Quantifiable return on investment

The ROI of a CAD qualification approach for simulation can be evaluated along several axes:

These benefits typically materialize within a few months of use, with a complete return on investment often achieved in less than a year for organizations regularly performing numerical simulations.

Integration of qualification in simulation workflows

To maximize the benefits of CAD qualification, it must be seamlessly integrated into existing numerical simulation workflows. This integration can take different forms depending on the digital maturity of the organization and the specificities of its processes.

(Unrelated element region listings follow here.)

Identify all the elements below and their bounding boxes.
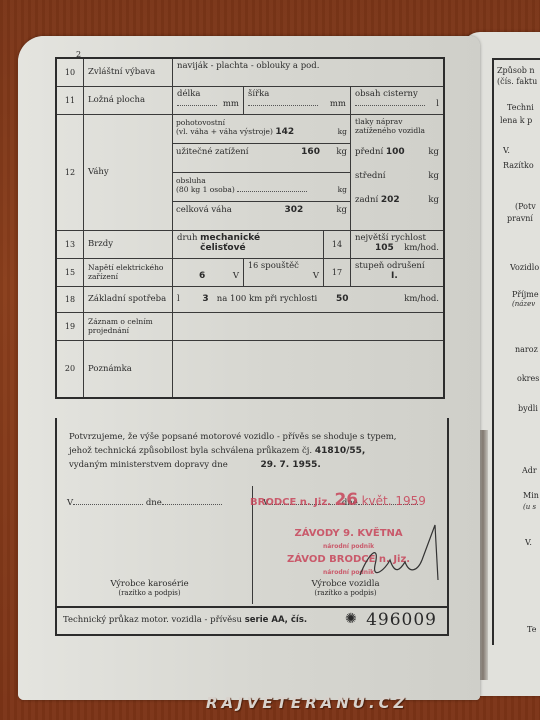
- row-label: Poznámka: [84, 340, 173, 398]
- interference-suppression: stupeň odrušeníI.: [351, 258, 445, 286]
- row-weights: 12 Váhy pohotovostní(vl. váha + váha výs…: [56, 114, 444, 230]
- row-number: 15: [56, 258, 84, 286]
- row-cargo-area: 11 Ložná plocha délkamm šířkamm obsah ci…: [56, 86, 444, 114]
- row-electrical: 15 Napětí elektrického zařízení 6V 16 sp…: [56, 258, 444, 286]
- right-fragment: V.: [525, 538, 532, 547]
- row-number: 11: [56, 86, 84, 114]
- right-fragment: okres: [517, 374, 539, 383]
- right-fragment: pravní: [507, 214, 533, 223]
- right-fragment: naroz: [515, 345, 538, 354]
- row-consumption: 18 Základní spotřeba l 3 na 100 km při r…: [56, 286, 444, 312]
- row-label: Základní spotřeba: [84, 286, 173, 312]
- weight-total: celková váha 302kg: [173, 201, 350, 230]
- row-number: 17: [324, 258, 351, 286]
- length-field: délkamm: [173, 86, 244, 114]
- row-number: 12: [56, 114, 84, 230]
- row-number: 18: [56, 286, 84, 312]
- certification-text: Potvrzujeme, že výše popsané motorové vo…: [69, 430, 439, 472]
- special-equipment-value: naviják - plachta - oblouky a pod.: [173, 58, 445, 86]
- row-label: Napětí elektrického zařízení: [84, 258, 173, 286]
- right-fragment: bydli: [518, 404, 538, 413]
- right-fragment: Min: [523, 491, 539, 500]
- body-maker-signature: V dne Výrobce karosérie(razítko a podpis…: [57, 486, 242, 604]
- weight-crew: obsluha(80 kg 1 osoba) kg: [173, 172, 350, 201]
- document-footer: Technický průkaz motor. vozidla - přívěs…: [55, 606, 449, 636]
- right-fragment: (Potv: [515, 202, 536, 211]
- width-field: šířkamm: [244, 86, 351, 114]
- row-number: 13: [56, 230, 84, 258]
- brake-type: druh mechanické čelisťové: [173, 230, 324, 258]
- row-label: Záznam o celním projednání: [84, 312, 173, 340]
- note-value: [173, 340, 445, 398]
- axle-front: přední 100kg: [355, 147, 439, 157]
- starter-field: 16 spouštěčV: [244, 258, 324, 286]
- serial-number: 496009: [366, 610, 437, 630]
- weights-cell: pohotovostní(vl. váha + váha výstroje) 1…: [173, 114, 351, 230]
- right-fragment: Způsob n: [497, 66, 535, 75]
- row-note: 20 Poznámka: [56, 340, 444, 398]
- row-number: 14: [324, 230, 351, 258]
- axle-title: tlaky náprav zatíženého vozidla: [355, 117, 439, 135]
- right-fragment: Razítko: [503, 161, 534, 170]
- axle-loads-cell: tlaky náprav zatíženého vozidla přední 1…: [351, 114, 445, 230]
- right-fragment: (název: [512, 300, 535, 308]
- weight-operating: pohotovostní(vl. váha + váha výstroje) 1…: [173, 115, 350, 144]
- row-label: Váhy: [84, 114, 173, 230]
- right-fragment: Te: [527, 625, 536, 634]
- right-fragment: Příjme: [512, 290, 539, 299]
- consumption-value: l 3 na 100 km při rychlosti 50km/hod.: [173, 286, 445, 312]
- right-fragment: (u s: [523, 503, 536, 511]
- row-label: Zvláštní výbava: [84, 58, 173, 86]
- row-number: 10: [56, 58, 84, 86]
- weight-payload: užitečné zatížení 160kg: [173, 143, 350, 172]
- watermark: RAJVETERANU.CZ: [206, 694, 409, 712]
- row-label: Brzdy: [84, 230, 173, 258]
- right-fragment: V.: [503, 146, 510, 155]
- row-brakes: 13 Brzdy druh mechanické čelisťové 14 ne…: [56, 230, 444, 258]
- handwritten-signature: [350, 520, 445, 595]
- right-fragment: (čís. faktu: [497, 77, 537, 86]
- row-customs: 19 Záznam o celním projednání: [56, 312, 444, 340]
- tank-capacity-field: obsah cisternyl: [351, 86, 445, 114]
- right-fragment: Techni: [507, 103, 534, 112]
- row-special-equipment: 10 Zvláštní výbava naviják - plachta - o…: [56, 58, 444, 86]
- vehicle-spec-table: 10 Zvláštní výbava naviják - plachta - o…: [55, 57, 445, 399]
- max-speed: největší rychlost105km/hod.: [351, 230, 445, 258]
- approval-date: 29. 7. 1955.: [260, 460, 320, 470]
- row-number: 20: [56, 340, 84, 398]
- axle-middle: středníkg: [355, 171, 439, 181]
- right-fragment: lena k p: [500, 116, 532, 125]
- row-label: Ložná plocha: [84, 86, 173, 114]
- right-fragment: Adr: [522, 466, 537, 475]
- approval-number: 41810/55,: [315, 446, 366, 456]
- axle-rear: zadní 202kg: [355, 195, 439, 205]
- ornament-icon: ✺: [345, 611, 357, 627]
- date-stamp: BRODCE n. Jiz. 26 květ. 1959: [250, 490, 426, 510]
- customs-value: [173, 312, 445, 340]
- voltage-field: 6V: [173, 258, 244, 286]
- row-number: 19: [56, 312, 84, 340]
- right-fragment: Vozidlo: [510, 263, 539, 272]
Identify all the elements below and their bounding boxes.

Strategic insertion points

CAD model qualification can intervene at different moments in the product development process:

• Upstream validation: systematic verification of CAD models before making them available for simulation
• Import control: automatic verification during import into the simulation environment
• Specific qualification: targeted verification according to the type of simulation envisaged (structural, thermal, CFD, etc.)
• Long-term archiving: certification of models as part of LOTAR (Long Term Archiving and Retrieval) initiatives

The choice of insertion point depends on the priority objectives: maximum anticipation of problems, process fluidity, or final quality assurance.

Integration with PLM systems and simulation tools

CAD qualification gains in efficiency when integrated with product lifecycle management (PLM) systems and simulation environments:

• Automated quality control during check-in/check-out of models in PLM
• Validation of conversions between native formats and neutral formats
• Preliminary verification before launching simulation calculations
• Documentation of validated properties in PLM metadata

This integration can be achieved through various mechanisms:

• Use of command line interfaces for batch operations
• Development of specific extensions using PLM system APIs
• Configuration of automated workflows triggering verifications at key stages
• Implementation of web services for a service-oriented architecture

Progressive implementation and data governance

The adoption of a CAD qualification approach benefits from being progressive, with a phased ramp-up:

1. Pilot phase: application on a restricted perimeter to validate the approach and measure gains
2. Targeted deployment: extension to critical projects and components
3. Generalization: systematic integration in all simulation processes
4. Continuous optimization: adjustment of criteria and workflows based on feedback

This progression must be accompanied by adapted governance of technical data:

• Clear definition of qualification criteria according to simulation types
• Establishment of roles and responsibilities for model validation
• Implementation of performance indicators to monitor process efficiency
• Capitalization of good practices and solutions to recurring problems

Such a structured approach allows to sustainably anchor CAD qualification in the digital engineering practices of the company.

Towards predictive qualification

The evolution of technologies opens the way to more advanced approaches to CAD qualification:

• Predictive analysis of potentially problematic areas for simulation
• Automated recommendations for correcting identified defects
• Continuous learning of qualification criteria based on model history
• Adaptive optimization of geometries for different types of simulation

These advanced approaches, combined with the functionalities of solutions like CADIQ, constitute the new frontier of CAD qualification for numerical simulation.